CHICAGO - A review by Moody's Investors Service of higher education credits in Minnesota has resulted in three downgrades, three upgrades, and six rating confirmations, the rating agency said Monday. Moody's also issued three new ratings.
John Nelson, assistant vice president in the higher education rating group at Moody's, said that while colleges and universities in Minnesota are "generally well managed," many suffer from weak endowments.
St. Olaf College was downgraded to A from Al, while the ratings for Bethel College and St. Catherine College were dropped to Baa from A. The downgrades affected a total of about $25 million of outstanding debt.
Nelson said the downgrade of St. Olaf College's rating was due to the lack of a "sizable" operating surplus. "The previous A1 rating was not commensurate nationally with the level of liquidity on balance sheets," Nelson said. The college "is not running deficits, but has no generally sizable operating surpluses."

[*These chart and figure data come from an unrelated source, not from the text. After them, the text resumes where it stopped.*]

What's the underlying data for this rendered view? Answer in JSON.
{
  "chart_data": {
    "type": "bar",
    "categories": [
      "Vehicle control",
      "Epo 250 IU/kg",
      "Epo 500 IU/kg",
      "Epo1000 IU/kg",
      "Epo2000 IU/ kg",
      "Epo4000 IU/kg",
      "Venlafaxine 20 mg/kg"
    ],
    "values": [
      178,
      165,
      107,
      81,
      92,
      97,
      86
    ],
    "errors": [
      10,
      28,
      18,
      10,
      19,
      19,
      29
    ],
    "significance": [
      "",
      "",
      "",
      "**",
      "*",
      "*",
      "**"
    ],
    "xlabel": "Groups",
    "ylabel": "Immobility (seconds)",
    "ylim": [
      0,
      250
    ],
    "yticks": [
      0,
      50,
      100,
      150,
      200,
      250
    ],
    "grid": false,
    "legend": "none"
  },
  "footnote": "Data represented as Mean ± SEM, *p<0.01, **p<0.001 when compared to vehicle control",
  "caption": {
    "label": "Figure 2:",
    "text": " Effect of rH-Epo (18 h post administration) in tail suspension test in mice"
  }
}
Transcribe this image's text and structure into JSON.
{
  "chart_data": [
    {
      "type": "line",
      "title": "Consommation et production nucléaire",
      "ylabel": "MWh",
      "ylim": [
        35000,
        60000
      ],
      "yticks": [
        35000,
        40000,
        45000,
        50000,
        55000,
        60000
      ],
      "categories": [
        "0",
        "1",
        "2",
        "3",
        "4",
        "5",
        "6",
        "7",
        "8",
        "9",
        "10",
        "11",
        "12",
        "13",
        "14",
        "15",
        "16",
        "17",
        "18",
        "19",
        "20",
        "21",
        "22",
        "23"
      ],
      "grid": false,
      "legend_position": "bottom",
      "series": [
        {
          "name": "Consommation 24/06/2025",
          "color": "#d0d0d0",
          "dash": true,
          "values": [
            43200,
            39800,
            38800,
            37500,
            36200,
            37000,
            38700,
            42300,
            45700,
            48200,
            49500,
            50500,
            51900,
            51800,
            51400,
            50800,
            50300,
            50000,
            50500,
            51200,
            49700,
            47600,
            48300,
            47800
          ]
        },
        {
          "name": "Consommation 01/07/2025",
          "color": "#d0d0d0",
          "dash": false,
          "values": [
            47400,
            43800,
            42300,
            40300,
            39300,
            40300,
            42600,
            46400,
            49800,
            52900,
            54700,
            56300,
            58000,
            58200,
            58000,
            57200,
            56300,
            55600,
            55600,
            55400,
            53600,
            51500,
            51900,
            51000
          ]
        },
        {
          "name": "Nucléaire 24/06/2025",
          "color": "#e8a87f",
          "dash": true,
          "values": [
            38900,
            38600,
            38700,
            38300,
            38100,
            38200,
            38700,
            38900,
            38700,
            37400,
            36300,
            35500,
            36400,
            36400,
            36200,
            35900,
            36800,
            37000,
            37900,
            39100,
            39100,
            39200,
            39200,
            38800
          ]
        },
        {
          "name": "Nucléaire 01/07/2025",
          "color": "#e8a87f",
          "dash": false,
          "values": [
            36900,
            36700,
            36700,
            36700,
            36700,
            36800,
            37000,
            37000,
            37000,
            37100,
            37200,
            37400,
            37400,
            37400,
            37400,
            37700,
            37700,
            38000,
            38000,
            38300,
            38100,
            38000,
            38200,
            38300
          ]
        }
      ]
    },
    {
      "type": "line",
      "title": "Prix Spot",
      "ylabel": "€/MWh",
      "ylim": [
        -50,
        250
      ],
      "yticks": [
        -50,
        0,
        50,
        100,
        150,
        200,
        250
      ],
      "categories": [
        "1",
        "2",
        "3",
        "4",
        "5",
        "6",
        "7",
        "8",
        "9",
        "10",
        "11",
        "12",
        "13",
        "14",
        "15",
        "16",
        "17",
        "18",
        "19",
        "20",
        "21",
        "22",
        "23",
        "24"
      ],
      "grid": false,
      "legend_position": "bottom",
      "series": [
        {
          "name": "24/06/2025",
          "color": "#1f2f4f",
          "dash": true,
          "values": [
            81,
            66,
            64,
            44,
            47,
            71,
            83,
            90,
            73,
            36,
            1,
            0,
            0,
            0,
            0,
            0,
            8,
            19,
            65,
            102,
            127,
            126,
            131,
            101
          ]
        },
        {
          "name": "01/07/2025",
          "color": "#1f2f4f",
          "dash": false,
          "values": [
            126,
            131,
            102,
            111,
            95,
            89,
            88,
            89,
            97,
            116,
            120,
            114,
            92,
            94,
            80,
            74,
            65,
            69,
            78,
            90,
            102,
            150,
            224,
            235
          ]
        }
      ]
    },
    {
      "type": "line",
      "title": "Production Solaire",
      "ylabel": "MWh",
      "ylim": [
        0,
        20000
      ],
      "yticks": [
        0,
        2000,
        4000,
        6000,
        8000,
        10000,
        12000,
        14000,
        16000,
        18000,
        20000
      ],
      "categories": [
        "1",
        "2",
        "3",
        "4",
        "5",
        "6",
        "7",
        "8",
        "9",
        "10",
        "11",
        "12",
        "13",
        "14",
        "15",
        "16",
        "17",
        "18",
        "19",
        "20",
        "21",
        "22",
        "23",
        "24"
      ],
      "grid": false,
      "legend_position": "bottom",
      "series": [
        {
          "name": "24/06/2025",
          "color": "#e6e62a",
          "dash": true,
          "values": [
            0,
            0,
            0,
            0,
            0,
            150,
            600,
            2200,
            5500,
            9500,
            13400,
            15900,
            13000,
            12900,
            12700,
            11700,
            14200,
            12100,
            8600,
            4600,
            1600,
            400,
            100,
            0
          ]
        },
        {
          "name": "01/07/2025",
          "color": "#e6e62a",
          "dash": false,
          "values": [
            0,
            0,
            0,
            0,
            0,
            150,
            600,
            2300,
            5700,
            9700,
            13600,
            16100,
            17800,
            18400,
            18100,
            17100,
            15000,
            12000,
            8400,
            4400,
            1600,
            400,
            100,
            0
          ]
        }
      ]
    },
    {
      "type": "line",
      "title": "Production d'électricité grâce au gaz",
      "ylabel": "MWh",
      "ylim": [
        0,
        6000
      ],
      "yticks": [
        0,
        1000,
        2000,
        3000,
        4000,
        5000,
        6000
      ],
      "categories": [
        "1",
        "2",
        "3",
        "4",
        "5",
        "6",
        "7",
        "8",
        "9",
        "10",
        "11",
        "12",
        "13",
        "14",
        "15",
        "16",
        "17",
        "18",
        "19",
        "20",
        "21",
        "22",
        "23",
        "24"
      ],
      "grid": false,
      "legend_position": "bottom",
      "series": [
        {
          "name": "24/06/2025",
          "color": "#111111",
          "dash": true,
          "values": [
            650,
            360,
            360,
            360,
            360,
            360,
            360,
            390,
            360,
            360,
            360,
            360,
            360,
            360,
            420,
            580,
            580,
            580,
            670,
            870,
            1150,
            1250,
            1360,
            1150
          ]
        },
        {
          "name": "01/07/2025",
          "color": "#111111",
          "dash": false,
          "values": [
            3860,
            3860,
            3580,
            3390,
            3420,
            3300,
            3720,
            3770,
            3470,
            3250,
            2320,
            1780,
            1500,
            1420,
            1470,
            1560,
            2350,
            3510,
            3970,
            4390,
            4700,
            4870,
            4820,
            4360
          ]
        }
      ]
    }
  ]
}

The ratings for Bethel and St. Catherine colleges were lowered because of the lack of substantial endowments and because of competitive pressures from other institutions, Nelson said. He said that the two credits had not been reviewed for several years.
The three upgrades, which occurred over the summer, affected a total of about $354 million of debt. The University of Minnesota was upgraded to Aa from A1 because of its large endowment, strong state support, available funds, and research facilities, Nelson said.
The University of St. Thomas' rating was hiked to A1 from A because of the university's success in expanding its graduate program, while Concordia College was upgraded to A from Baa1 because of its strong balance sheet and low debt levels, Nelson said.
Moody's confirmed an Aa rating for $26.6 million of Carleton College's outstanding debt, which includes $2.3 million of debt that had been rated Aa1 because of funds that had been set aside for debt service. Nelson said the set-aside funds were no longer recognized as "a significant enhancement" to that debt.
Other confirmations were an A rating for Minnesota State University, a Baa l rating for Hamline University, and Baa ratings for St. Scholastica College, St. Mary's College, and St. Benedict College.
Moody's also issued new ratings of Aa for Macalester College, Baa 1 for Gustavus Adolphus College, and Baa for Augsburg College.
In a press release, Moody's said the state provides "substantial funding" for higher education. Public institutions receive direct appropriations, while Minnesota students attending both public and private institutions in-state are eligible for financial aid grants.
The Moody's review marks the second evaluation of higher education credits for the rating agency. This summer, the agency reviewed colleges and universities in Massachusetts. Nelson said other state reviews will be conducted next year.